Now, I could cut loose about the fact Pacific Northern Gas makes $50 million -  minus expenses including “management incentives” - on the sale of its interest in the Pacific Trail Pipeline and we, the long suffering customers that have propped up this company for years, apparently are not going to get a dime of it.

Now, I could cut loose about the fact Pacific Northern Gas makes $50 million –  minus expenses including “management incentives” – on the sale of its interest in the Pacific Trail Pipeline and we, the long suffering customers that have propped up this company for years, apparently are not going to get a dime of it.

But I won’t – it’s bad for my blood pressure. Instead I will focus on an apparent positive that came out of all this.

In the course of his teleconference call last week to announce the sale, PNG CEO Roy Dyce took some time at the end to give his overview of the LNG industry.

Some of it was stating the obvious: not only was there an oversupply of natural gas in North America, there was an oversupply in the US itself, reducing its need for natural gas from Western Canada.

And therefore, with that oversupply having driven down prices, Canadian natural gas producers were shifting their focus to Asian markets which were already paying significantly higher prices for LNG they were importing from Australia and the Middle East.

When it came to that export drive, Dyce said Kitimat was quickly becoming the ideal location for export LNG plants. “There is the potential for more proposals. There is certainly room for more LNG terminals and there is room for more pipelines along the established pipeline corridor.”

Now admittedly that could be so much blarney. But I recalled something he had said earlier in his presentation, that there were only two LNG proposals (KLNG and LNG Partners) “in the public domain”.

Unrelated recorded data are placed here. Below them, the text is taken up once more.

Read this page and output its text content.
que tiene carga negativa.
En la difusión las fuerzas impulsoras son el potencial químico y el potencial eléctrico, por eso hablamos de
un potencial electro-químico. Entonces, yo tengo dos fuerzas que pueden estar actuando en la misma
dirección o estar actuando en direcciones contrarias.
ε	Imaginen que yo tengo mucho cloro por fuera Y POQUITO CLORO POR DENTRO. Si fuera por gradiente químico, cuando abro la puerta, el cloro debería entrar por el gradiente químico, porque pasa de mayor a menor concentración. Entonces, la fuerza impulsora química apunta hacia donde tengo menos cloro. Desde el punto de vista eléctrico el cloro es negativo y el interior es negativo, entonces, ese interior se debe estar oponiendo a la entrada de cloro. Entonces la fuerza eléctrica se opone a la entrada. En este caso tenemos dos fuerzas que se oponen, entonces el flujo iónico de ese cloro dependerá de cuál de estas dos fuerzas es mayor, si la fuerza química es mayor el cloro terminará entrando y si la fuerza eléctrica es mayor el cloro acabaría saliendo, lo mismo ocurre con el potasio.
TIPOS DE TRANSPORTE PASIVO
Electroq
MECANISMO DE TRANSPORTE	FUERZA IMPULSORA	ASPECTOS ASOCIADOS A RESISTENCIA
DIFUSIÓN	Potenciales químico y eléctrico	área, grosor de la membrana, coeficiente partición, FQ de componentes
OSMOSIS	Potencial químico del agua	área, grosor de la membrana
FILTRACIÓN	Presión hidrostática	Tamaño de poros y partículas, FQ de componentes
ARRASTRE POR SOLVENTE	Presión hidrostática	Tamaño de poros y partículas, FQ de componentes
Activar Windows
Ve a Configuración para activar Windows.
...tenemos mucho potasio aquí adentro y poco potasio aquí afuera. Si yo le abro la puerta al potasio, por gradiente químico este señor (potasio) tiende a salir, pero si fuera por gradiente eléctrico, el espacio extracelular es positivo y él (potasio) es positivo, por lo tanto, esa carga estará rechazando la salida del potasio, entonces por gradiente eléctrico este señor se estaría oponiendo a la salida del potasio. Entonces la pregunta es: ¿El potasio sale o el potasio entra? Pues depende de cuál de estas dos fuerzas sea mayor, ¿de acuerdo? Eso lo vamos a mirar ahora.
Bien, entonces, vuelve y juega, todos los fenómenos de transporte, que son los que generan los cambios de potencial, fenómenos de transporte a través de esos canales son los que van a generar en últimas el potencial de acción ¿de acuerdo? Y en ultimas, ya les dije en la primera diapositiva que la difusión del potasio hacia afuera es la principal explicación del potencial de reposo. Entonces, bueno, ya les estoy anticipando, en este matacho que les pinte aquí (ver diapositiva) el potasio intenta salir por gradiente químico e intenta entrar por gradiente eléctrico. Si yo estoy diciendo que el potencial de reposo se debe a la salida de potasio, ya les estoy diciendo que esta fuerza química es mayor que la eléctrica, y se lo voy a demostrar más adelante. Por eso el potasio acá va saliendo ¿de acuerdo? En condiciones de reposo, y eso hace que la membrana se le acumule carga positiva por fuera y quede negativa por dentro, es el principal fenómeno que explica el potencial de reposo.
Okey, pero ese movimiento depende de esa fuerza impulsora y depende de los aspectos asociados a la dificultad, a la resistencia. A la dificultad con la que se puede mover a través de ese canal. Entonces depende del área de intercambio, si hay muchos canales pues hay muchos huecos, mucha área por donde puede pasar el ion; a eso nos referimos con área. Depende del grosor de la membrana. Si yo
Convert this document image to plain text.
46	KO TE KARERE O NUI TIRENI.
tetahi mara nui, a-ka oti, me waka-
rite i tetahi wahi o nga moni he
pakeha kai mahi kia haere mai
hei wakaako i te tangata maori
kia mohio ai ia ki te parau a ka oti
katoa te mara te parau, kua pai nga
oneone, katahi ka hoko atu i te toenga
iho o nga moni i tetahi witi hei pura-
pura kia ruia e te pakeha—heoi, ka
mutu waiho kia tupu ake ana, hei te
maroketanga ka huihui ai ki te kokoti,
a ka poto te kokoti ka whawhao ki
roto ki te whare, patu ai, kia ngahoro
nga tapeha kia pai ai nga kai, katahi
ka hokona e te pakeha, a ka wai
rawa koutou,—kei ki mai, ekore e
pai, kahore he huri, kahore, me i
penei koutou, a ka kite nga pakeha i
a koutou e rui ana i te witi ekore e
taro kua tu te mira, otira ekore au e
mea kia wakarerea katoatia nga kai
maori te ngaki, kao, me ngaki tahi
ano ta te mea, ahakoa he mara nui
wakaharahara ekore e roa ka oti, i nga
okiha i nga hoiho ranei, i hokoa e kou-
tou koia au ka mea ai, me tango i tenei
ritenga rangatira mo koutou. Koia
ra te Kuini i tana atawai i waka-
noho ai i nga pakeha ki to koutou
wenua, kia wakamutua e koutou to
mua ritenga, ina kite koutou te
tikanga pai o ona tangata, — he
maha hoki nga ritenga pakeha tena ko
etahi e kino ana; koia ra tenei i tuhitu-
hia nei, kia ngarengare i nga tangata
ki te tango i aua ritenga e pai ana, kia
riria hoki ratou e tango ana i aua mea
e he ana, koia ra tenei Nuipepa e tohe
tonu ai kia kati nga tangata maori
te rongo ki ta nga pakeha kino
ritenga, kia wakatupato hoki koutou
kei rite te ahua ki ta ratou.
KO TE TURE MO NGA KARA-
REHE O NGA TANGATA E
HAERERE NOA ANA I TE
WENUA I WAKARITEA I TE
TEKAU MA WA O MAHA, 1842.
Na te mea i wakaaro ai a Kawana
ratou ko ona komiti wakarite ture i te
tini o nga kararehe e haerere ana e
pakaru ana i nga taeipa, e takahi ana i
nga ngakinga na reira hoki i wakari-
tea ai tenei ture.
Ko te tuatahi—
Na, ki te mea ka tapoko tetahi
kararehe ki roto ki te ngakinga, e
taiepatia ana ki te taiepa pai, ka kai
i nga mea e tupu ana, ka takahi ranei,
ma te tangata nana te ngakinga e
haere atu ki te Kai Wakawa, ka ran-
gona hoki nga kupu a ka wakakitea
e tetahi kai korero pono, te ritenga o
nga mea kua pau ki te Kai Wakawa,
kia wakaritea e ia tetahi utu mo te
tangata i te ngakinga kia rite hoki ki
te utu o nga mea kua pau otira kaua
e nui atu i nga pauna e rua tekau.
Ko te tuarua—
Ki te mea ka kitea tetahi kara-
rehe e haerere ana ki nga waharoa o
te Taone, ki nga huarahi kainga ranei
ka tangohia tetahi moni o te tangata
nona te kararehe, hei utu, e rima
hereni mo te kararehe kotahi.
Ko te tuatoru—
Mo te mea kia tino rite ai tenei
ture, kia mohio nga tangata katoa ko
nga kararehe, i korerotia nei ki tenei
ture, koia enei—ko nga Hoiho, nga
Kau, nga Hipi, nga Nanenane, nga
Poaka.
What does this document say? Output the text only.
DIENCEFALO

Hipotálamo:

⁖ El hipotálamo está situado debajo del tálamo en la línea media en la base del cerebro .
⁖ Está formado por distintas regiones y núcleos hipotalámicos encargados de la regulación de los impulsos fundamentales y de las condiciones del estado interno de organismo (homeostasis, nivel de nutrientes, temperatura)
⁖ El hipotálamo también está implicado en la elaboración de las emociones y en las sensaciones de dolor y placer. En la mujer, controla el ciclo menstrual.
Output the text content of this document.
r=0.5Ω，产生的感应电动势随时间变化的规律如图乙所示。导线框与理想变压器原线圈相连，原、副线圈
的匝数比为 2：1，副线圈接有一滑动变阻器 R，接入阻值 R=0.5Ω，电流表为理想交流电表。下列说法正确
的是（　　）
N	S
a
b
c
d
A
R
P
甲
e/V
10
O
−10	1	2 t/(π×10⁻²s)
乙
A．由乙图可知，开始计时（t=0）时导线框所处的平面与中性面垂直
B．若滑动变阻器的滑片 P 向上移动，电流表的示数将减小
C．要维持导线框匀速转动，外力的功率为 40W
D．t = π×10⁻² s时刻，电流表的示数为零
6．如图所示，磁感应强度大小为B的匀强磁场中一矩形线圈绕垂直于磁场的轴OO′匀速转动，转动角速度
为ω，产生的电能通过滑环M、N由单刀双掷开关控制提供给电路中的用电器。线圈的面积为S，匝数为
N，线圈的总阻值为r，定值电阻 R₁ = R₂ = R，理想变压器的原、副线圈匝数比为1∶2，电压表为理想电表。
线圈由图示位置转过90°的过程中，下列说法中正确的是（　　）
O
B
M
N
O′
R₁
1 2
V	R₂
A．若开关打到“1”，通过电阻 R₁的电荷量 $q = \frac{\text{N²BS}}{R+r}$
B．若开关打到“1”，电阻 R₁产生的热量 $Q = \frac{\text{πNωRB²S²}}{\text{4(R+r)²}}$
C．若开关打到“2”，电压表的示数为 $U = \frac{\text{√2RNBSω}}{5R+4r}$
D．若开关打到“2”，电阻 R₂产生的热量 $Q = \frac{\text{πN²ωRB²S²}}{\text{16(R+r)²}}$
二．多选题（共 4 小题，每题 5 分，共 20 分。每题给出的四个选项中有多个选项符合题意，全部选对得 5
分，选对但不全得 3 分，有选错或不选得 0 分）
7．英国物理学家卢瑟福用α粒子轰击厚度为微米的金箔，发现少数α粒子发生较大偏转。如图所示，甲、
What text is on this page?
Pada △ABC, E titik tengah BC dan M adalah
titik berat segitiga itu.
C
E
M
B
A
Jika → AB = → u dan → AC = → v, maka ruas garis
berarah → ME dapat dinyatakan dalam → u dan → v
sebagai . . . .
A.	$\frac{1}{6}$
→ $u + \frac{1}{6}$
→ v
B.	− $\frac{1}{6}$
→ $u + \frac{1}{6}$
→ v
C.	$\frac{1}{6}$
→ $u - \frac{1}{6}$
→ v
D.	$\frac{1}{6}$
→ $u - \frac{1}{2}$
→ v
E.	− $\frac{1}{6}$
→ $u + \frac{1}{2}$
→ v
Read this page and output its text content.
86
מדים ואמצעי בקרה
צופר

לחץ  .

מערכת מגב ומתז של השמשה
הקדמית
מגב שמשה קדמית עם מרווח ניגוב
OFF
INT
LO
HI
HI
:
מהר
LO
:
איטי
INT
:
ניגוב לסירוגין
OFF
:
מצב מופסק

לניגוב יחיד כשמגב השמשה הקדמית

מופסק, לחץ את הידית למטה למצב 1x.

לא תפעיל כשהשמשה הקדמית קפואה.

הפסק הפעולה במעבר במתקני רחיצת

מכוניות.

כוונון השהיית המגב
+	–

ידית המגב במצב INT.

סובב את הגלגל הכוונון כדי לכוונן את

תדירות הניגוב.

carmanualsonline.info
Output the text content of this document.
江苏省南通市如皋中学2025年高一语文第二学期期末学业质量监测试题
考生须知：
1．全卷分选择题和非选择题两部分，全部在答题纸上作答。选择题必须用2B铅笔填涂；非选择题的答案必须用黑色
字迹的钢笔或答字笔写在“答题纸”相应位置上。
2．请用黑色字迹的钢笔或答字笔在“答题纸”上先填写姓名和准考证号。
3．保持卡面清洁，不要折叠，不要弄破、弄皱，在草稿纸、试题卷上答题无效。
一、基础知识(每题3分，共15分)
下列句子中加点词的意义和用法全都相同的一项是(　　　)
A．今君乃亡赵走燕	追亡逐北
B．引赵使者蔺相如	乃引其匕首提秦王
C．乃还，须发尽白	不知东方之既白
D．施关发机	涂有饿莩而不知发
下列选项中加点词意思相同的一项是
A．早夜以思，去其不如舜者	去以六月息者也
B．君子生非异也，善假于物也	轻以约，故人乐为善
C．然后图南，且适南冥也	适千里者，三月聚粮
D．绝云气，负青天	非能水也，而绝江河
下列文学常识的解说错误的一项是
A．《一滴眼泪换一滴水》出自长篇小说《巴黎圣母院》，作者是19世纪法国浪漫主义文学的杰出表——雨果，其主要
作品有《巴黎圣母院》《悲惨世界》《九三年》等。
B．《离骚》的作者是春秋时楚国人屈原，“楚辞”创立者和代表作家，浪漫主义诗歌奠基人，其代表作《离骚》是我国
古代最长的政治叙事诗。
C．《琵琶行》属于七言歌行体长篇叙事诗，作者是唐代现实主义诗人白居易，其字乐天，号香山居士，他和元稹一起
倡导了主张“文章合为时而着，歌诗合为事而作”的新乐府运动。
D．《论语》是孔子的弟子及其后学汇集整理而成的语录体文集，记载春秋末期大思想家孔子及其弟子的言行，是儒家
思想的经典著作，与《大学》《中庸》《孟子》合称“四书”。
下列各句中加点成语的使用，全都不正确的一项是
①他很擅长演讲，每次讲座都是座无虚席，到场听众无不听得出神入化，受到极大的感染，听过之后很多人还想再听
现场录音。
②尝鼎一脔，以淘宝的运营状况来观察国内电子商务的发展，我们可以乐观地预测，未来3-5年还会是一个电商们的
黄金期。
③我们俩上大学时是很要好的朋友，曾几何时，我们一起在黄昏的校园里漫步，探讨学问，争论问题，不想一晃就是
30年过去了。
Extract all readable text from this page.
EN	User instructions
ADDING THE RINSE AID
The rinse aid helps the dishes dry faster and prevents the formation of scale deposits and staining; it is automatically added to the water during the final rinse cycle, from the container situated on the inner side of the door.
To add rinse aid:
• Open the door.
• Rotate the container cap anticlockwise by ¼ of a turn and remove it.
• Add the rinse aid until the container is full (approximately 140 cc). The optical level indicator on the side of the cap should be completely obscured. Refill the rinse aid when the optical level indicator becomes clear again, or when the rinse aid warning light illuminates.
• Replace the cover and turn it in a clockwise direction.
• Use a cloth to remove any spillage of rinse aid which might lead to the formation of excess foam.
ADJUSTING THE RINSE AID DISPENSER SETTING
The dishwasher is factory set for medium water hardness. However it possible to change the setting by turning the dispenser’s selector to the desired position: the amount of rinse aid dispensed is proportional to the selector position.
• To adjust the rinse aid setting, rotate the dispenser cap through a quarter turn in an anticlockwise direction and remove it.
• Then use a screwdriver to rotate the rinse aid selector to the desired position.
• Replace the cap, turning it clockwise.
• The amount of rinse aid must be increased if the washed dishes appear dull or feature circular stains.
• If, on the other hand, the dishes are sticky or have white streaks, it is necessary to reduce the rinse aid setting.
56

Which inevitably had my suspicious mind wondering what’s out there that is not “in the public domain”.

Now combine that with a comment Apache Canada president Tim Wall made to CTV reporter Nathan Vanderklippe, that Apache/EOG would only be funneling their own gas through the PTP line.

Where does that leave other natural gas producers? Obviously, if they want to follow the Apache/EOG lead, they are going to have to build their own pipeline to their own LNG liquefaction plant.

Mind you, given there are no other proposals in the public domain, I cannot say with any certainty that they actually exist.

But then Apache/EOG just agreed to pay $50 million for a share in a pipeline that doesn’t exist either.